Although it’s not easy there is HOPE and HELP

I’d heard my friends talk about the law and human rights but I never fully understood it. I also saw many of my friends seek assistance from the police and the Vanuatu Women’s Centre but never saw any changes in their lives, just false hope. But at least it’s a step towards justice.

‘Oli talem yumi ol woman se yumi kat ol raet lo filim sef, long jusam patna mo rod blong laef blong yumi, be ol raet ia yumi no save tajem from ol man oli sapotem man nomo’ (‘They tell us that as women we have rights such as the right to feel safe, to choose who and when we marry and to make our own choices in our lives but we can’t seem to access these rights’)

I want to encourage mothers in this situation that there is hope BUT you have to be strong. There are laws to protect us but there is also custom and religion. Sometimes custom and religion is used to control us. Remember – just because custom exists it doesn’t mean it’s legal.

Please search for those who will support you and please support others that need support. As sisters and mamma’s it is only us that understand the life of other women.

If you don’t know what your rights are or where to access them, you can find them at:

The Vanuatu Woman’s Centre

Police Force

Vanuatu Penal Code

Vanuatu Constitution

As told to Niki Taiwia, a local humanitarian journalist, who works for a not-for-profit organisation in Vanuatu.

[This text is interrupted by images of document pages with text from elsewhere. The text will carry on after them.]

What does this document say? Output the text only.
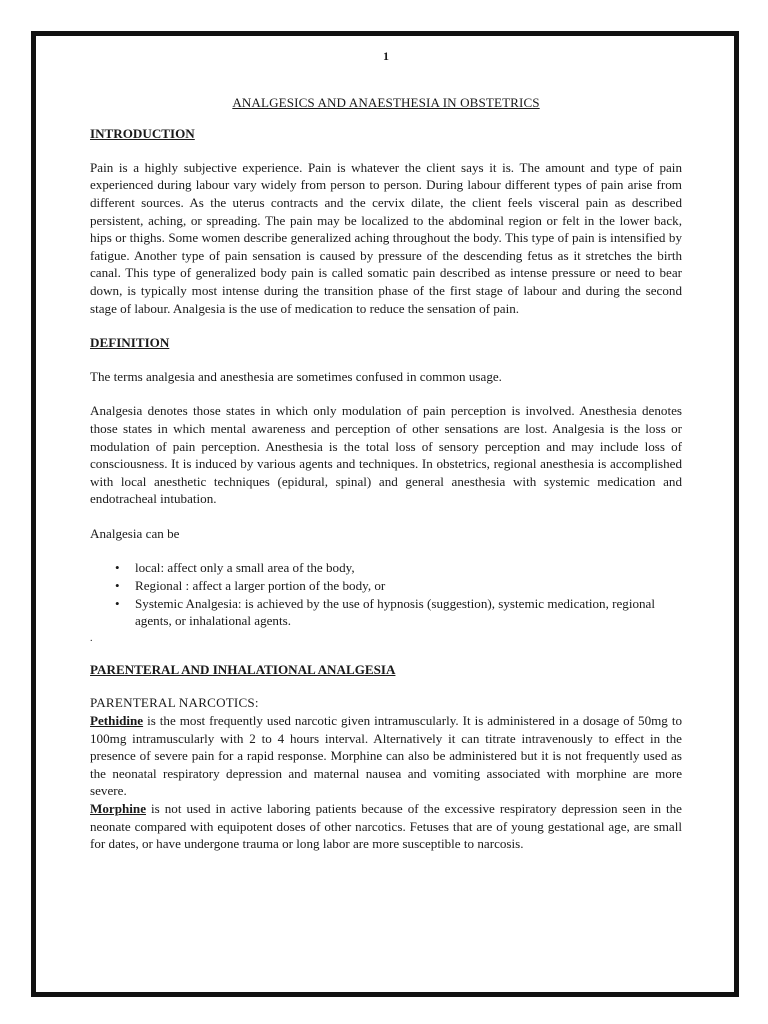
1
ANALGESICS AND ANAESTHESIA IN OBSTETRICS
INTRODUCTION

Pain is a highly subjective experience. Pain is whatever the client says it is. The amount and type of pain experienced during labour vary widely from person to person. During labour different types of pain arise from different sources. As the uterus contracts and the cervix dilate, the client feels visceral pain as described persistent, aching, or spreading. The pain may be localized to the abdominal region or felt in the lower back, hips or thighs. Some women describe generalized aching throughout the body. This type of pain is intensified by fatigue. Another type of pain sensation is caused by pressure of the descending fetus as it stretches the birth canal. This type of generalized body pain is called somatic pain described as intense pressure or need to bear down, is typically most intense during the transition phase of the first stage of labour and during the second stage of labour. Analgesia is the use of medication to reduce the sensation of pain.

DEFINITION

The terms analgesia and anesthesia are sometimes confused in common usage.

Analgesia denotes those states in which only modulation of pain perception is involved. Anesthesia denotes those states in which mental awareness and perception of other sensations are lost. Analgesia is the loss or modulation of pain perception. Anesthesia is the total loss of sensory perception and may include loss of consciousness. It is induced by various agents and techniques. In obstetrics, regional anesthesia is accomplished with local anesthetic techniques (epidural, spinal) and general anesthesia with systemic medication and endotracheal intubation.

Analgesia can be

• local: affect only a small area of the body,
• Regional : affect a larger portion of the body, or
• Systemic Analgesia: is achieved by the use of hypnosis (suggestion), systemic medication, regional agents, or inhalational agents.
.
PARENTERAL AND INHALATIONAL ANALGESIA
PARENTERAL NARCOTICS:

Pethidine is the most frequently used narcotic given intramuscularly. It is administered in a dosage of 50mg to 100mg intramuscularly with 2 to 4 hours interval. Alternatively it can titrate intravenously to effect in the presence of severe pain for a rapid response. Morphine can also be administered but it is not frequently used as the neonatal respiratory depression and maternal nausea and vomiting associated with morphine are more severe.

Morphine is not used in active laboring patients because of the excessive respiratory depression seen in the neonate compared with equipotent doses of other narcotics. Fetuses that are of young gestational age, are small for dates, or have undergone trauma or long labor are more susceptible to narcosis.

Niki has set up a safe house for Ni-Vanuatu children from difficult backgrounds (disability and victims of sexual abuse) and assists single mothers with the ultimate goal of empowering people who are in vulnerable positions.

The passionate human rights activist says, ‘I believe in the power of advocacy and providing a voice for those who want to tell their stories but are fearful or not confident in doing so. Many issues in Ni-Vanuatu culture are seen as taboo to talk about but it is essential to bring these topics to light to change women’s position in society.’

Through her advocacy, Niki has met many vulnerable women who recognize the benefit of sharing their stories as not only a form of therapy and relief, but also as a way to empower and give hope to others who are in similar situations.

Sista Magazine is honoured to collaborate with Niki to assist women in vulnerable and disadvantaged situations to share their stories. ‘This is a way in which we can hear women and girls’ stories and raise a voice through embracing each other,’ says Niki. ‘So Speak Up Sista!’